Some of us have recently attended Scala.io, a 2-day, 3-track conference in Paris, and I'd like to leave a few notes about it. The organizers did a really good job, everything went smoothly, so it was not hard to focus on the discussed topics. 2+ track events usually have the common drawback that it's hard to choose between talks, but this was not the case now. One of the rooms held exclusively French talks, which was surprising at an international developer conference, but the other two tracks gave us plenty of stuff to think about.

If I'd have to choose the single most dominant topic of the talks we've heard, I'd say it's the communication of distributed services. As Akka matures and implements more and more use cases which are often desired in distributed systems (location transparency, persistence, clustering, cluster sharding, etc.) it's starting to get recognized as the default solution for setting up distributed services in the Scala ecosystem.

Moving away from a monolithic architecture to a microservice-based one often requires tremendous effort. As method calls are replaced with API calls, Akka actor messages, or basically anything which can fail outside the running application, and has higher latency, the business logic often needs to be redesigned to keep the number of outside calls as small of possible, and a more convoluted error handling is required.

Advertisement

Depending on our needs, our interservice communication protocols need planning as well. A simple message dispatch is considered an at-most-once delivery, as the message may be lost in transit or if the target node is unable to recieve our data. Introducing the concept of message acknowledgements solves this problem, but as ACKs may be lost as well, the new problem that needs solving is message duplication.

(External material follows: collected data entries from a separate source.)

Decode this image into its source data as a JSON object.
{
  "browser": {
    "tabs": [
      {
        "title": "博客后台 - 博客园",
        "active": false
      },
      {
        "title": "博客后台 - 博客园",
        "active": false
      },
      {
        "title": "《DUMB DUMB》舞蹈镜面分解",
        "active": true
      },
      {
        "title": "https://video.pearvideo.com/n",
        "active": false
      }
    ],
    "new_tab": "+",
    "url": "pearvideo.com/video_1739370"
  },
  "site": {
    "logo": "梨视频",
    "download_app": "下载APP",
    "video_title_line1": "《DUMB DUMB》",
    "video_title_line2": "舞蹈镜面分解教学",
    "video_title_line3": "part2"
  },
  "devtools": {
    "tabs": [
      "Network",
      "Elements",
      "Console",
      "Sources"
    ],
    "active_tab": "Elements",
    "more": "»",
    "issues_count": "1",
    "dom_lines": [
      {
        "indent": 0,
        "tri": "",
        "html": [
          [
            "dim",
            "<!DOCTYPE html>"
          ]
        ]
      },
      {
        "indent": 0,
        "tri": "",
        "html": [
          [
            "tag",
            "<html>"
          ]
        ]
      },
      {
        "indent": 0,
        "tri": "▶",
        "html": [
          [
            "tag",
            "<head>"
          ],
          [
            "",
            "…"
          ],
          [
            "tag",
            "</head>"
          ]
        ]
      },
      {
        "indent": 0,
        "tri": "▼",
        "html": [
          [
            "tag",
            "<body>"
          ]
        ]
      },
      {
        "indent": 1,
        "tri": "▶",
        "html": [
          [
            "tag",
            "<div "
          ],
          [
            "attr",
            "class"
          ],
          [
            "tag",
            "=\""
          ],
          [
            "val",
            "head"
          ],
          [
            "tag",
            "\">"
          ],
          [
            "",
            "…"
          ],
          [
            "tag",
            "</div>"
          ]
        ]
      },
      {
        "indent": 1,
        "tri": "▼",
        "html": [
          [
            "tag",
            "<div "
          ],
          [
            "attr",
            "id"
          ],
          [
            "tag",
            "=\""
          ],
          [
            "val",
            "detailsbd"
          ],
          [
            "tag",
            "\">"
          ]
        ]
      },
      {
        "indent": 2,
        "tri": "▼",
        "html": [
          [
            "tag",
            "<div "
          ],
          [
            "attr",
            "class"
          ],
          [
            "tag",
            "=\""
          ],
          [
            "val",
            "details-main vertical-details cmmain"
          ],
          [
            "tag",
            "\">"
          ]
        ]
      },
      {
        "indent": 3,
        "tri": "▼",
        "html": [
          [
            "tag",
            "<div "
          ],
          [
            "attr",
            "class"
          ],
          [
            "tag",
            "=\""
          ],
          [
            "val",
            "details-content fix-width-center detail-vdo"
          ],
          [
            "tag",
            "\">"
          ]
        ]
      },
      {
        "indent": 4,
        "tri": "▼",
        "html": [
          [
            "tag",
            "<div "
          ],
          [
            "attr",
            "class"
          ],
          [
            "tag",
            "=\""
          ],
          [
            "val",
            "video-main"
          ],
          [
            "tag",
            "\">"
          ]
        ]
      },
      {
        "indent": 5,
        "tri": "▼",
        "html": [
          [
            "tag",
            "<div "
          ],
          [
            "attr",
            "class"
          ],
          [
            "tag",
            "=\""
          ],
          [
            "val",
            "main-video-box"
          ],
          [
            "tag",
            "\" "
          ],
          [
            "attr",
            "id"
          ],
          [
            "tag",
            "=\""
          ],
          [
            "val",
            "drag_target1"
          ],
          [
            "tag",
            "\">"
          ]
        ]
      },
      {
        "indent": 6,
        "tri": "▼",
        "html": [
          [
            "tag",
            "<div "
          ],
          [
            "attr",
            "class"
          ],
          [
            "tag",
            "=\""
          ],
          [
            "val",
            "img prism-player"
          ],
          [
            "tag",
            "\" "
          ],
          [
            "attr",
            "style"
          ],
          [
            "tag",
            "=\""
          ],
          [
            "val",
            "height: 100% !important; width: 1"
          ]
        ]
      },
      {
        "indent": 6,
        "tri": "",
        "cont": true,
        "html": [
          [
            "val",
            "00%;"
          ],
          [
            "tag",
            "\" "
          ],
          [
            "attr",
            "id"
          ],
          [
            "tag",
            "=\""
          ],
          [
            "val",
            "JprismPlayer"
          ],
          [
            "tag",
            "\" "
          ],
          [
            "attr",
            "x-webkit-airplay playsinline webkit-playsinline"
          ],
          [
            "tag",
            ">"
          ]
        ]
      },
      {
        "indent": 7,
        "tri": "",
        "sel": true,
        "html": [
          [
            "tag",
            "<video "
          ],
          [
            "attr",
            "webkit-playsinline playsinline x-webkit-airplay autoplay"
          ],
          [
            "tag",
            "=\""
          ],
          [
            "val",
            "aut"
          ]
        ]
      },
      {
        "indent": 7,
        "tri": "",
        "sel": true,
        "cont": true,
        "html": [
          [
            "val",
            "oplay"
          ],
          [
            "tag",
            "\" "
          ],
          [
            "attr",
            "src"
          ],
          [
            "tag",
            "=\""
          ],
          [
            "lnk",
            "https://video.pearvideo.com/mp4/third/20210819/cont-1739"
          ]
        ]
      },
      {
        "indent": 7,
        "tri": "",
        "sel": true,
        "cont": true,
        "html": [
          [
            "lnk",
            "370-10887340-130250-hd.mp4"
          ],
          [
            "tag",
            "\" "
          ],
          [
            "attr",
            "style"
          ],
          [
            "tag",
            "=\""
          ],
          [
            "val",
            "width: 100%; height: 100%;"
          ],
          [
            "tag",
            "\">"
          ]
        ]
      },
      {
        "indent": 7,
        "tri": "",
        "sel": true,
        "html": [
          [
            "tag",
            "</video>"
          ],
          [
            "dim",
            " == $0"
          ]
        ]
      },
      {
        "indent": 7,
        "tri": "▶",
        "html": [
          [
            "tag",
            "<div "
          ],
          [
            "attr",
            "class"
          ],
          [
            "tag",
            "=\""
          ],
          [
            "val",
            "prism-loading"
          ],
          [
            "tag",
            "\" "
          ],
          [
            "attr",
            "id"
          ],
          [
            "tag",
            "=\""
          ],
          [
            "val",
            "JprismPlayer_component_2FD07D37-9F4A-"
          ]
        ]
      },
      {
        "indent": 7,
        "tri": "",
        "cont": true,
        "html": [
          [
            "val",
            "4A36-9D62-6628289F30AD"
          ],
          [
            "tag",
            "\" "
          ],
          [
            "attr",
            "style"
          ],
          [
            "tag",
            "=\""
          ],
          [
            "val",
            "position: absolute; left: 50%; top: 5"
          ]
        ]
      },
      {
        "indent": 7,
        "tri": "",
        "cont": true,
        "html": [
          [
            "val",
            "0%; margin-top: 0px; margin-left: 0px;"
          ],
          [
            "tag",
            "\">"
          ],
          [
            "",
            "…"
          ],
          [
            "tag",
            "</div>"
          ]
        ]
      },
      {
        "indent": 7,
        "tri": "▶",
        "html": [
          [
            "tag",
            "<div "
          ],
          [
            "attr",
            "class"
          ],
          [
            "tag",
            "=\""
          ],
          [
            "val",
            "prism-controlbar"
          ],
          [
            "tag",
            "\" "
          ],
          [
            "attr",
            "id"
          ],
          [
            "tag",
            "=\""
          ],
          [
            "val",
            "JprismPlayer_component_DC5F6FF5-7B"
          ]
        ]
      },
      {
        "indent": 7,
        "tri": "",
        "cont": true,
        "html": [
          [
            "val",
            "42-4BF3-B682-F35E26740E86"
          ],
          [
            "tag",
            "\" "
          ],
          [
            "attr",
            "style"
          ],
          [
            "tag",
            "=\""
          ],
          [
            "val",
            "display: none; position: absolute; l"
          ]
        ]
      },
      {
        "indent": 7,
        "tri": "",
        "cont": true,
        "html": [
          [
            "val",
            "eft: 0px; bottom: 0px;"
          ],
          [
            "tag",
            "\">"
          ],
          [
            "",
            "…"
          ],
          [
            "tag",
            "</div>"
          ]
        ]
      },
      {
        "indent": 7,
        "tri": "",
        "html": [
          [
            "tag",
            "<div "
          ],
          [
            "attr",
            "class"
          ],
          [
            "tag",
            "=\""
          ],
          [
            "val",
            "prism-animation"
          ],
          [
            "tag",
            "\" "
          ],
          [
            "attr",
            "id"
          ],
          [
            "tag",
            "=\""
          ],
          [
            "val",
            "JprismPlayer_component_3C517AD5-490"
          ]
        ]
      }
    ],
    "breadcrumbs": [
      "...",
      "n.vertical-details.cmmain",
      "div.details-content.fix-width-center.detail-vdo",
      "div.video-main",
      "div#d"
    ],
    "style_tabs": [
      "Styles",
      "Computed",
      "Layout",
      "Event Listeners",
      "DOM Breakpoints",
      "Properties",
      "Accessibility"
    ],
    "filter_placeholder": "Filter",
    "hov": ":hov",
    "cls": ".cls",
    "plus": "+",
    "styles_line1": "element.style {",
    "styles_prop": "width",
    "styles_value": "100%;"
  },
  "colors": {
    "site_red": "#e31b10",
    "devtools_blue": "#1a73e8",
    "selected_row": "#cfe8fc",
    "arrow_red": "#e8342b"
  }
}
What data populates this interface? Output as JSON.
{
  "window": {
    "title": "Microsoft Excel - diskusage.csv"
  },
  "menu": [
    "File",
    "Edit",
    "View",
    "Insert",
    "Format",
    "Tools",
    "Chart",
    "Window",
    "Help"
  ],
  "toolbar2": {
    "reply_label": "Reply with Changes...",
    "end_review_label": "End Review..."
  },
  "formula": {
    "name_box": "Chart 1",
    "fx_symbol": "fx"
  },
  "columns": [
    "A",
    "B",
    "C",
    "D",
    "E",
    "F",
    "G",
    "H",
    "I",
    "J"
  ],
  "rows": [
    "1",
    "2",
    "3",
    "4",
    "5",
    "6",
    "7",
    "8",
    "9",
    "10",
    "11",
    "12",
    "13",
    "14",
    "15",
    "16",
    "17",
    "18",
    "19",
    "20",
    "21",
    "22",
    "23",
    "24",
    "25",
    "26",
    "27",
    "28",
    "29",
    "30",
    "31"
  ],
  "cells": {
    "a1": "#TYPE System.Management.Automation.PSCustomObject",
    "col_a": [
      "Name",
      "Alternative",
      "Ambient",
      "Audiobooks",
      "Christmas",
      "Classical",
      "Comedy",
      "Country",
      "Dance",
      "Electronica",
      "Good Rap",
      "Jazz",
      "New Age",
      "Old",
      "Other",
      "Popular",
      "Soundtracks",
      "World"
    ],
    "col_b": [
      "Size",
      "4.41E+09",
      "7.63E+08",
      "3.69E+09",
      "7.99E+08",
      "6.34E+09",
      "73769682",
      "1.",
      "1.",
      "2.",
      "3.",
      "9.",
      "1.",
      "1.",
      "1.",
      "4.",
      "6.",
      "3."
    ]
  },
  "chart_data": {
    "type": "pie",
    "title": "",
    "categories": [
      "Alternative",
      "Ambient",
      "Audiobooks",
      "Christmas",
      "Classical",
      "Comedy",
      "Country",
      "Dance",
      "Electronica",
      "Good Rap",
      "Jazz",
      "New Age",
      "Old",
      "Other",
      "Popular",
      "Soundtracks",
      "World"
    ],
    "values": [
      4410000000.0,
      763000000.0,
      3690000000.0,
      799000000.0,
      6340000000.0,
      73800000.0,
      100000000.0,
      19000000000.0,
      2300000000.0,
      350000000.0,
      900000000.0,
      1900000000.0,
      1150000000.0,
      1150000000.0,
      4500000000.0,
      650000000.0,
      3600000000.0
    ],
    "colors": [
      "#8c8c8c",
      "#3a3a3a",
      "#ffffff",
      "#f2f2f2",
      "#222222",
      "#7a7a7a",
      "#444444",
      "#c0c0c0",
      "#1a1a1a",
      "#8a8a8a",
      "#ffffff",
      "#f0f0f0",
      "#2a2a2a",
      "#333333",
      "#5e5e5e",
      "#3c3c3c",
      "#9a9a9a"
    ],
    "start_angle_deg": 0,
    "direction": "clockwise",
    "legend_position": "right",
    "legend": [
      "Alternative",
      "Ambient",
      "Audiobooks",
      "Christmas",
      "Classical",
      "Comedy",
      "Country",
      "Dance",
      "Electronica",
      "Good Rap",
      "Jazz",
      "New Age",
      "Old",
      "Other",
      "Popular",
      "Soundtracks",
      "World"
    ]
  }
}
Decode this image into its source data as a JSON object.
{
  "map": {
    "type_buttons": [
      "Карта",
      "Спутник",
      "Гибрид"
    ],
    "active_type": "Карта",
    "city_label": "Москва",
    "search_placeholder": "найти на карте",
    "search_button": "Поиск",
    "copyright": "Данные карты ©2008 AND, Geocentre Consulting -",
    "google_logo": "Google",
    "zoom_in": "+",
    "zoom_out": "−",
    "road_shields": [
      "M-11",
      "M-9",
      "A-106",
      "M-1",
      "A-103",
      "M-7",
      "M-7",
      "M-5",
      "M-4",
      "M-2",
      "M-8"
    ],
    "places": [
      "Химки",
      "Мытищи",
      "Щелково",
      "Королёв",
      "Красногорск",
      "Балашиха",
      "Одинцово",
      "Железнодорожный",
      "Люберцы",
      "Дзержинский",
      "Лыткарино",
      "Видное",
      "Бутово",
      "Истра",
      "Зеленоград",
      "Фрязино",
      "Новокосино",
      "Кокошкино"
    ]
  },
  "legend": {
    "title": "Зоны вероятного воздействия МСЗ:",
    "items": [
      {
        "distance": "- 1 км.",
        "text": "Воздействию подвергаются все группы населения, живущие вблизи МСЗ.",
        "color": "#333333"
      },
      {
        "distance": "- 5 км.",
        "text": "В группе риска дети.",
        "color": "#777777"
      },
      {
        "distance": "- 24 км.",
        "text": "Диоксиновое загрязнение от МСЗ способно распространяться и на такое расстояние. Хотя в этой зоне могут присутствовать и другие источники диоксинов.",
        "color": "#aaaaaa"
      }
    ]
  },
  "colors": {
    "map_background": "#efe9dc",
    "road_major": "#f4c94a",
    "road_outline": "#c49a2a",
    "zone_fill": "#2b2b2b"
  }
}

We may of course log recieved messages and discard them if they were acted on already, but as the application may fail between bookkeeping and reacting, it appears we have two ways to go. If we take care of logging first, then what we get is called almost-exactly-but-at-most-once delivery, as there's a chance that the application fails before executing the desired function, but it won't try again once the command arrives again, because that's logged as taken care of. If we act first, the problem is reversed, and we'll get almost-exactly-but-at-least-once delivery, which is often still not what we want.

Effectively-exactly once delivery may be achieved if our business logic allows it: if it is possible to make our commands idempotent (that is: acting on them once or multiple times always yields the same result) then dispatching them with an at-least-once delivery protocol ensures that we'll get the expected results, but it might be worth to log recieved messages after we've acted on them as described in the previous paragraph, especially if they typically require heavy computation.

Sponsored

Finally, we have to consider how our message queues need to behave. Using unbounded queues is a straightforward way to introduce possible stability issues into our application, as once the queue's size surpasses the memory and/or disc constraints, our application will become unresponsive. Bounded queues, on the other hand, may lose incoming messages if they can't fit into it. Losing messages is a necessary evil at this point, but if our application can tolerate losing older unprocessed messages better then losing new ones, implementing a ring buffer is the way to go. Once the queue fills up, old messages which are still in the buffer will be overwritten by the arriving new ones.

As I've stated in the beginning, many talks were about implementing specific patterns in distributed systems. We've seen how Akka can be tailored to implement the ones I've described above, and how RabbitMQ tackles the majority of them with minimal configuration.

RabbitMQ is a multiprotocol messaging server written in Erlang, built on top of OTP, which is built specifically for facilitating the communication of distributed nodes. The system architecture consists of producers, exchanges (routers on steroids), the message queue instances, and the clients, of course. Load balancing between queues, sharding, different ACK-modes, and PubSub and topic-based dispatch are already implemented in the solution, and setting them up is just a matter of configuration, so it can easily fit numerous common use cases.

As monolithic web applications are becoming more and more a thing of the past, it was really interesting to get to know more about distributed computing in general, and as Kinja itself will be moved to a microservice architecture, we'll strive to maintain its consistency and give our users the best publishing experience.